Admittedly there are times when the American author is forced to momentarily step away from the fourteen-page long frantic battle sequence in order to provide at least a little exposition as to why Duggan is now “an advanced Life-Model Decoy” and just how Warwolf happens to be the handler of Stan Lee’s bowler hat wearing co-creation. But these “earlier” scenes, sedentarily set at S.T.A.K.E. Command. Area 13, are equally as to the point as the rest of Barbiere’s penmanship for “Earth Idol”. Though just why “Dum Dum” arms his squad’s resident living brainless cadaver with a rocket launcher is however never adequately explained, even if Jasper blowing up his new field commander with a projectile later in the story is a potential ‘laugh out loud’ moment; “Wait, It’s me!
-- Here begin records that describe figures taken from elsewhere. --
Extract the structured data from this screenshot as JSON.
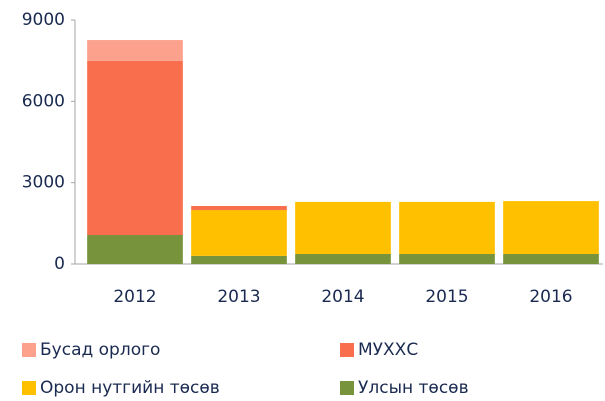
{
  "chart_data": {
    "type": "stacked_bar",
    "categories": [
      "2012",
      "2013",
      "2014",
      "2015",
      "2016"
    ],
    "series": [
      {
        "name": "Улсын төсөв",
        "color": "#77933c",
        "values": [
          1070,
          300,
          370,
          370,
          370
        ]
      },
      {
        "name": "Орон нутгийн төсөв",
        "color": "#ffc000",
        "values": [
          0,
          1690,
          1920,
          1920,
          1950
        ]
      },
      {
        "name": "МУХХС",
        "color": "#f96e4d",
        "values": [
          6420,
          150,
          0,
          0,
          0
        ]
      },
      {
        "name": "Бусад орлого",
        "color": "#fba18c",
        "values": [
          770,
          0,
          0,
          0,
          0
        ]
      }
    ],
    "legend_order": [
      3,
      2,
      1,
      0
    ],
    "ylim": [
      0,
      9000
    ],
    "yticks": [
      0,
      3000,
      6000,
      9000
    ],
    "grid": false
  }
}
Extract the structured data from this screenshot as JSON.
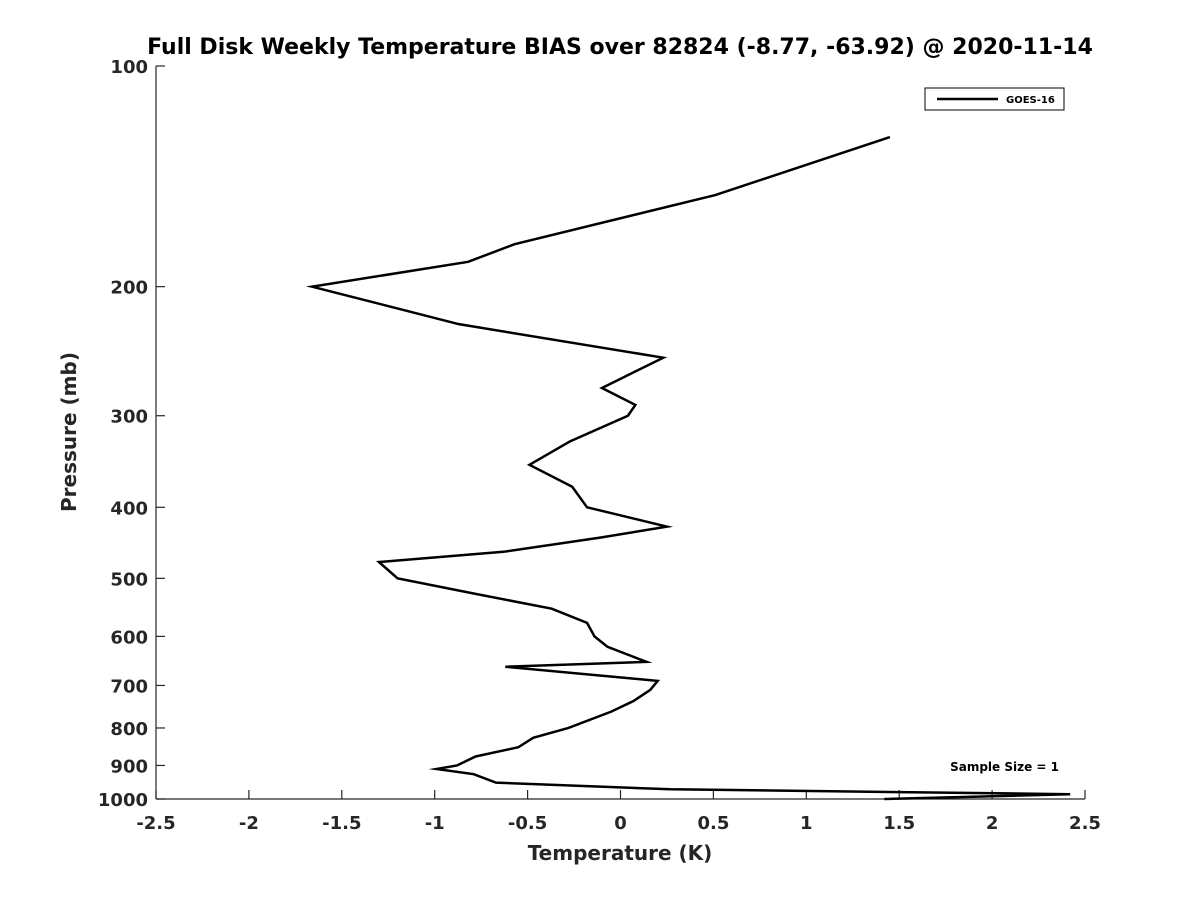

Dum Dum! &%*$.”

Somewhat disappointing though is Brent Schoonover’s decidedly dynamic yet occasionally inconsistent pencilling. The American’s illustrator’s technique undoubtedly appears as similarly Late Seventies in style as this comic’s script does, and his renderings of Man-Thing, Manphibian and the gigantic Orrgo are outstanding. Yet “The Astonishing Ant-Man” artist’s panels depicting Commander Hill’s “bad Juju” briefing to Doctor Kraye and Reyna appear rather awkwardly wooden, as frustratingly does the majority of his “mindless humanoid plant creatures.”
The regular cover art of "HOWLING COMMANDOS OF S.H.I.E.L.D." No. 1 by Brent Schoonover & Nick Filardi


  1. This sounds cool. I do like this aspect of the Cap origin movie they did.

    1. Thanks Simon. This is beyond doubt one of my fave reads of the year so far and I'm certainly hoping to cover its entire run - as sadly it seems the current creative team are moving on and "Marvel Worldwide" haven't announced a new one.